Expected<uint32_t> PartOffset = readValue(Data.getBuffer(), Current);
if (Error Err = PartOffset.takeError())
  return Err;
Current += sizeof(uint32_t);
if (*PartOffset + sizeof(dxbc::PartHeader) > Data.getBufferSize())
  return parseFailed("Part offset points beyond boundary of the file");
PartOffsets.push_back(*PartOffset);

Here it's very clear to me what is being returned and I would not worry about any uninitialized values, even without checking the implementation of readValue. And overall, the number of lines stays the same.

I also typically don't prefix/suffix expected values with anything special, I don't think it improves readability when you can see the variable type. This is also what the google style guide does: https://abseil.io/tips/181.

To be absolutely clear, this is not a big deal IMO either way and feel free to stick with the current API if you strongly prefer it.

beanz added a comment.May 19 2022, 9:17 PM

In total, I counted ~1500 uses of ArrayRef<uint8_t> in the monorepo, so I don't consider it an uncommon pattern.

Scanning the full monorepo is probably not the best measure for stylistic code patterns. The “golden-rule” of LLVM’s style guidelines is to match existing code patterns, and that is generally applied to the code in the area that you’re modifying (https://llvm.org/docs/CodingStandards.html#golden-rule).

beanz updated this revision to Diff 431693.May 24 2022, 9:22 AM
beanz marked 6 inline comments as done.

Updates based on feedback from @kuhar. Thank you!

beanz added a comment.May 24 2022, 9:23 AM

Updates uploaded.

kuhar added inline comments.May 24 2022, 12:48 PM
llvm/include/llvm/Object/DXContainer.h
39–42

Have you considered this suggestion?

llvm/lib/Object/DXContainer.cpp
37

nit: I think uintptr_t might be more appropriate

beanz added inline comments.May 31 2022, 11:13 AM
llvm/include/llvm/Object/DXContainer.h
39–42

Sorry, I had a comment on this that I failed to submit.

The downside to pulling the iterator out of the class is that trivial methods end up needing to be implemented in the implementation files. For example, if you put the iterator first in the header, the iterator's constructor and updateIterator method need to be defined in the implementation file because they depend on the DXContainer class.
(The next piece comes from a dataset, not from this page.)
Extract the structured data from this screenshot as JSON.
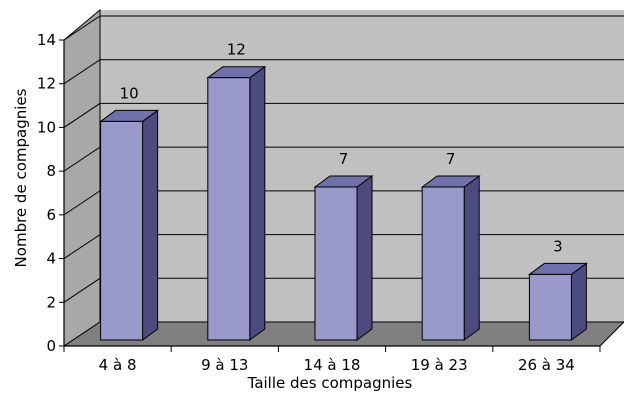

Conversely if you put the iterator after DXContainer, DXContainer begin and end need to be in the implementation file.

Moving trivial functions to the implementation file prevents them from being inlined.

I also experimented with replacing PartData with a std::pair, but found the first/second accessors to be less intuitive to read than the named members.

beanz updated this revision to Diff 433383.Jun 1 2022, 7:01 AM

size_t -> uintptr_t

kuhar accepted this revision.Jun 1 2022, 10:29 AM

LGTM

llvm/include/llvm/Object/DXContainer.h
39–42

You could define functions in the header if you are worried about performance in non-LTO builds. However, if you think that this change does not simplify take code or improve readability, I think that leaving it as-is is also fine.

This revision is now accepted and ready to land.Jun 1 2022, 10:29 AM
This revision was landed with ongoing or failed builds.Jun 1 2022, 12:55 PM
This revision was automatically updated to reflect the committed changes.